For a small application, Cloud Datastore could function as a free option, thanks to the daily allocation of free read, writes, and deletes; egress; operations; and the 1 GB of storage. Once those thresholds are crossed, then charges will be raised, with the exception of “small” operations, which maintain the free tier:

  • Read, write, delete (per 100,000 entities)
  • Stored data (per GB)

Such charges are very sensitive to the region in which they occur.

Pricing example:

Assume your application is hosted in the Iowa (us-central) region and exceeds the daily free tier. In one month, it performs 300,000 document reads, 100,000 writes, and stores 10 GB of data. The monthly charges would look like:

  • Document reads: (300,000 - 50,000 free) / 100,000 × $0.06 = $0.15
  • Document writes: (100,000 - 20,000 free) / 100,000 × $0.18 = $0.144
  • Stored data: (10 GB - 1 GB free) × $0.18 = $1.62
  • Total: $1.91/month

9. Cloud Firestore

Firestore can act like a front end to Datastore or use its own database. Again you benefit from a free allocation, and ingress is free after that, expect daily charges for:

  • Number of documents you read, write, and delete.
  • Amount of storage that your database uses, including overhead for metadata and indexes (per gibibytes (GiB) where 1 GiB = 230 bytes)
  • Network bandwidth that you use (per GiB)
  • Validation of Firestore Security Rules (based on reads that are necessary to evaluate the rules).

Pricing example:

Suppose your app is running in the multi-region us-central location and, over a month, performs the following operations:

  • 2 million document reads
  • 200,000 writes
  • 10,000 deletes
  • Stores 5 GiB of data
  • Uses 1 GiB of network egress
  • Executes 100,000 rule evaluation reads

After subtracting the free tier, the monthly charges would be:

  • Reads: (2M - 50K free) × $0.06 per 100K = $1.17
  • Writes: (200K - 20K free) × $0.18 per 100K = $0.32
  • Deletes: (10K - 20K free) = $0 (still within free tier)
  • Storage: (5 GiB - 1 GiB free) × $0.18 = $0.72
  • Egress: 1 GiB × $0.12 = $0.12
  • Rule reads: 100K × $0.06 per 100K = $0.06
  • Total: $2.39/month

This shows how Firestore remains low-cost for moderate usage, especially when staying close to free tier limits.

10. Bigtable

Bigtable supports clusters that may be spread across regions/zones and duplicate nodes. Expect to be charged for: 

  • The type of Bigtable instance and the total number of nodes in your instance's clusters
  • Amount of storage that your tables use (charged in GB/per month)
  • Amount of network bandwidth that you use (ingress and intra-region egress are free, cross-region egress is charged)
  • Replication charges are specific to regions

Pricing example:

Suppose you run a production instance in the us-central1 region with a single cluster and 3 nodes, using SSD storage and 500 GB of stored data. You also replicate data to another region and incur 100 GiB of cross-region egress. Monthly charges would include:

  • Node charges: 3 nodes × $0.65 per node-hour × 730 hours = $1,423.50
  • Storage: 500 GB × $0.17/GB = $85.00
  • Cross-region egress: 100 GiB × $0.12/GiB = $12.00

Total: $1,520.50/month

11. BigQuery

BigQuery can automatically allocate computing resources on an as-needed basis. Alternatively, you can reserve compute capacity, i.e., virtual CPUs. The pricing structure of BigQuery reflects the design you apply. Adopting the reservation approach means that you will be billed a flat rate per month or per annum for that designated service.

  • Flat-rate pricing:
    • Analysis costs (charges raised by running queries)
    • “Slots” (the reserved compute capacity charged by region and available across projects: 100 slot minimum)
  • Variable pricing:
    • Analysis costs (charges raised by running queries)
    • Storage costs (charges for data)

Pricing example:

Assume you’re using the on-demand model in us-central1 and run 10 SQL queries per day, each scanning 5 GB of data, for a total of 300 queries per month. You also store 1 TB of active data.

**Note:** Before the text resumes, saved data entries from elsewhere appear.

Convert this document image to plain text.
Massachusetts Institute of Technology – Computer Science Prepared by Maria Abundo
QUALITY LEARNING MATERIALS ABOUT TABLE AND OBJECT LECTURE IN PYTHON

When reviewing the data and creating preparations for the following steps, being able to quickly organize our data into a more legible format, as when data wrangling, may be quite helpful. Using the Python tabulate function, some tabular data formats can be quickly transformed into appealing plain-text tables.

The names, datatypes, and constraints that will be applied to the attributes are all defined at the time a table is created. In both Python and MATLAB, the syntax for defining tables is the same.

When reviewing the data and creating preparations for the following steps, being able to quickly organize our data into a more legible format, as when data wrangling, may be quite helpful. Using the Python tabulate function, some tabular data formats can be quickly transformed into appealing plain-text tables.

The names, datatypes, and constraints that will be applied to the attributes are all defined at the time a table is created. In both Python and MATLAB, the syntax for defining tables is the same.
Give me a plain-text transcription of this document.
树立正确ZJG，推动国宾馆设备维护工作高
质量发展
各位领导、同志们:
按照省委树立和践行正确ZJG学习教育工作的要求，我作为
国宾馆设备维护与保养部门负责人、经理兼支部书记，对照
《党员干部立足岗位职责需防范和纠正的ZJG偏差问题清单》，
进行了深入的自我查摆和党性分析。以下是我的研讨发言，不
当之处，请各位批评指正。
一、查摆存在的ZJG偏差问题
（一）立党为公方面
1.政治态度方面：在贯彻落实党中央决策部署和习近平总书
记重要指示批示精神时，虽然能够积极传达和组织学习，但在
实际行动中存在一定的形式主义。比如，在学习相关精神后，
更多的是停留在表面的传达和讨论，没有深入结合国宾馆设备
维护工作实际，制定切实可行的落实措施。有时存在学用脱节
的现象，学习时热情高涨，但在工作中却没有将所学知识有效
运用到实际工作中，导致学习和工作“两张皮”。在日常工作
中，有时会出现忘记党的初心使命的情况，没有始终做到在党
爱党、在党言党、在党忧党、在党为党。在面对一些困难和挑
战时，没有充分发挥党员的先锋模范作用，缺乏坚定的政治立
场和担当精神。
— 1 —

  • Analysis: 5 GB × 300 queries = 1.5 TB processed × $6.25 per TB = $9.38
  • Storage: 1 TB × $0.02 per GB = $20.00
Total: $29.38/month

Alternatively, with flat-rate pricing, reserving 100 slots costs $2,000/month, regardless of query volume, making it more cost-effective at scale.

10 Best Practices for Managing Costs on Google Cloud

Managing cloud costs effectively is essential to avoid unexpected charges and ensure long-term sustainability. Google Cloud provides a variety of tools and features that help teams monitor, control, and optimize their spending. The following best practices can help you make the most of your budget while maintaining performance and flexibility.

  1. Use the pricing calculator proactively: Before deploying services, use the Google Cloud Pricing Calculator to estimate your expenses. It allows you to model your architecture and see projected costs, helping you make informed decisions about resource selection and scaling.
  2. Set budgets and alerts: Google Cloud lets you set budgets per billing account and define alerts that notify you via email or Pub/Sub when costs approach or exceed defined thresholds. This helps prevent bill shock and keeps stakeholders informed in real-time.
  3. Leverage Committed Use Discounts (CUDs) where appropriate: If you have predictable workloads, committing to one- or three-year usage for certain services like Compute Engine and Cloud Spanner can lead to savings of up to 70%. This is particularly effective for always-on production environments.
  4. Optimize resource utilization: Avoid overprovisioning by right-sizing VM instances and scaling resources dynamically. Use tools like the Google Cloud Recommender to identify underutilized resources and receive suggestions for cost-saving adjustments.
  5. Automate shutdown of idle resources: Schedule automated shutdowns for dev/test environments during non-working hours. Use Cloud Scheduler and Cloud Functions to script shutdowns of Compute Engine VMs, GKE clusters, or other costly services.
  6. Monitor with cost and usage reports: Enable detailed billing reports and export data to BigQuery for analysis. This provides granular visibility into service-level spending, enabling cost attribution to projects, teams, or departments.
  7. Take advantage of free tiers and promotions: Always verify which services are eligible under Google Cloud's “always free” tier. Design workloads to stay within these limits when possible, especially for experimental or low-impact projects.
  8. Optimize data storage costs: Choose the right storage tier (standard, nearline, coldline, archive) based on access frequency. Implement lifecycle policies to automatically transition data to cheaper storage or delete obsolete data.
  9. Use network egress efficiently: Minimize cross-region data transfers and consolidate workloads within the same region. Leverage VPC peering and private Google access to reduce unnecessary egress costs.
  10. Regularly review and audit: Cost management isn’t a one-time task. Schedule periodic audits using Google Cloud’s Cost Management tools and re-evaluate your architecture as usage patterns and service pricing evolve.